UPSERT INTO

UPSERT (which stands for UPDATE or INSERT) updates or inserts multiple rows to a table based on a comparison by the primary key. Missing rows are added. For the existing rows, the values of the specified columns are updated, but the values of the other columns are preserved.

Search for the table by name in the database specified by the USE operator.

UPSERT is the only data modification operation that doesn't need them to be preliminarily read. Due to this, it works faster and is cheaper than other operations.

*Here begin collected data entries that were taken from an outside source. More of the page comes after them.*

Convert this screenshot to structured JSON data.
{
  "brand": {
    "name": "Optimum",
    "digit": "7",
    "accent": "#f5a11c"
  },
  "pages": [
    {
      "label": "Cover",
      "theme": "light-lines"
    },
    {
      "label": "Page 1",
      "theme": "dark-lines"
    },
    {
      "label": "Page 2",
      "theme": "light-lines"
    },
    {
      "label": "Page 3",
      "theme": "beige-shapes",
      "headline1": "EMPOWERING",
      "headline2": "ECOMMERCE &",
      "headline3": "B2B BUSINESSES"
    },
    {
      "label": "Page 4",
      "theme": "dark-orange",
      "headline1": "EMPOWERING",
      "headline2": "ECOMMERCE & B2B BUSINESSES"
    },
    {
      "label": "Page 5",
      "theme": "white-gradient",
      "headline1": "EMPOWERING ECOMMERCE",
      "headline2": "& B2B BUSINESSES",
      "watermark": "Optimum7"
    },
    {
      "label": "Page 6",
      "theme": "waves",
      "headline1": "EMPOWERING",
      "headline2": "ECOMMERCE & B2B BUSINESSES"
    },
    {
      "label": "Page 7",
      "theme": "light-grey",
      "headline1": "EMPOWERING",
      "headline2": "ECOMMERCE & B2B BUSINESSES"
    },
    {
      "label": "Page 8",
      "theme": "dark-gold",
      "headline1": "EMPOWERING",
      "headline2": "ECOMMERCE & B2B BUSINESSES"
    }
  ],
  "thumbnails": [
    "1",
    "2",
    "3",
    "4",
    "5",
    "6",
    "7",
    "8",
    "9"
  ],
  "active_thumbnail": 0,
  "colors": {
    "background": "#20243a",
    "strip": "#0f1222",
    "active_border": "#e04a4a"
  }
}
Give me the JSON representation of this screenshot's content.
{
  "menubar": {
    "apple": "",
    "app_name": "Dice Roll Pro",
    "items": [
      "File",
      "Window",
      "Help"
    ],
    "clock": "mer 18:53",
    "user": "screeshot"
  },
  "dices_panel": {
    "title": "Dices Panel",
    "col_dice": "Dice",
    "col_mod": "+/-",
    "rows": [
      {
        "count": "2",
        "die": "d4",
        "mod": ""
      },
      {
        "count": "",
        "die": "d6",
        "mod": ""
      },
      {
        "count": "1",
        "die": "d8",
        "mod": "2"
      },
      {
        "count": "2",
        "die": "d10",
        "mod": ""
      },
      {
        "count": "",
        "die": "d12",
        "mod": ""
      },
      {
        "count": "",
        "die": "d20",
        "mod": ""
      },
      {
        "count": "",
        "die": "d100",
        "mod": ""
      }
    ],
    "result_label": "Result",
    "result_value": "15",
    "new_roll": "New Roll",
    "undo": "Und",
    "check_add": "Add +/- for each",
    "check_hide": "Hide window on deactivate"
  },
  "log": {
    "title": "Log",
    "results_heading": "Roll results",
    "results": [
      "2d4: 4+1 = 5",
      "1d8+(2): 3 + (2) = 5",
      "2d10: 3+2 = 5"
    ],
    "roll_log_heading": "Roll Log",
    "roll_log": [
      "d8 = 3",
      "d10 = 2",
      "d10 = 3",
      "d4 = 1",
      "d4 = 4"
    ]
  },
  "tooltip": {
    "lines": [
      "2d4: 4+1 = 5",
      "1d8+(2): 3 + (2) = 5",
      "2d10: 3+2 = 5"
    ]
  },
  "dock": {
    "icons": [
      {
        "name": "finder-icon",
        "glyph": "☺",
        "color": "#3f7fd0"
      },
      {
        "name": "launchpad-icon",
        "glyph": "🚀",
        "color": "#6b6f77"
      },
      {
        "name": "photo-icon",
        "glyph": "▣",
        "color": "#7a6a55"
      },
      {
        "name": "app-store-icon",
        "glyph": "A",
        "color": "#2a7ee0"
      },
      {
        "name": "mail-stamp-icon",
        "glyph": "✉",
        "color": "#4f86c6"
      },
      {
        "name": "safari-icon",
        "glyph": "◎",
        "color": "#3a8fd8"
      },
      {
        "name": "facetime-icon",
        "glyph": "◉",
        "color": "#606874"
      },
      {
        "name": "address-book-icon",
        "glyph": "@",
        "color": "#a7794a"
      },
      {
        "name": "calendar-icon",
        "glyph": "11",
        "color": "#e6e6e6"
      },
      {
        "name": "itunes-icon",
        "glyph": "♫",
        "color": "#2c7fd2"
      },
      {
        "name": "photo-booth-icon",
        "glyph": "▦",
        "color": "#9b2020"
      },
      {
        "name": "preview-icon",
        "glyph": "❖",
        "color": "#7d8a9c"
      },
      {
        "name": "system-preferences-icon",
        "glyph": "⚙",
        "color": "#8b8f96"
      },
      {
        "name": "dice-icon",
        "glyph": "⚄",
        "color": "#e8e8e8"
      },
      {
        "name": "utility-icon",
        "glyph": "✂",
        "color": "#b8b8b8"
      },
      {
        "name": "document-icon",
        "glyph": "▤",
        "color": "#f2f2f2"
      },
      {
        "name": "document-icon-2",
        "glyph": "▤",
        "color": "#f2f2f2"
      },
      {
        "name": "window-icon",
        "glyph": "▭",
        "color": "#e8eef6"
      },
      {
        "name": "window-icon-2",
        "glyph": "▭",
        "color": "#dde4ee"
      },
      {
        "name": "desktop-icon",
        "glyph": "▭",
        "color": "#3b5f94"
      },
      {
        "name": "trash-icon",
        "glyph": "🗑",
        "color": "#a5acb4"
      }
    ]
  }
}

Column mapping when using UPSERT INTO ... SELECT is done by names. Use AS to fetch a column with the desired name in SELECT.

Examples

UPSERT INTO my_table
SELECT pk_column, data_column1, col24 as data_column3 FROM other_table  
UPSERT INTO my_table ( pk_column1, pk_column2, data_column2, data_column5 )
VALUES ( 1, 10, 'Some text', Date('2021-10-07')),
       ( 2, 10, 'Some text', Date('2021-10-08'))

UPSERT in YTsaurus

Attention!

This operation is not supported in YTsaurus itself. However, it can be used for publishing data in Statface.

Examples:

UPSERT INTO stat.`Adhoc/My/Report/daily`
SELECT fielddate, hits FROM my_table_source;
UPSERT INTO
  stat_beta.`Adhoc/My/Report/daily` (fielddate, hits)
VALUES
  ("2018-09-01", 1),
  ("2018-09-02", 2);

Attention!

We recommended pretesting corrections on a test interface to avoid data loss when production calculations are corrected.

Removing data from a report before uploading

By default, UPSERT INTO performs point-specific record updates in a report in accordance with the set of report dimensions.

Examples:

UPSERT INTO stat.`Adhoc/My/Report/daily` ERASE BY (fielddate)
SELECT fielddate, country, hits FROM my_table_source;

In this example, all data related to newly calculated calculation days (where the fielddate field for the daily scale contains days) will be removed. After this, the calculated data will be uploaded.

UPSERT INTO stat.`Adhoc/My/Report/daily` ERASE BY (fielddate, country)
SELECT fielddate, country, hits FROM my_table_source;

In this case, a full dimension set is specified for the report. Thus, in terms of semantics, the behavior is the same as the default behavior of the UPSERT INTO operation and there's no need to specify a modifier.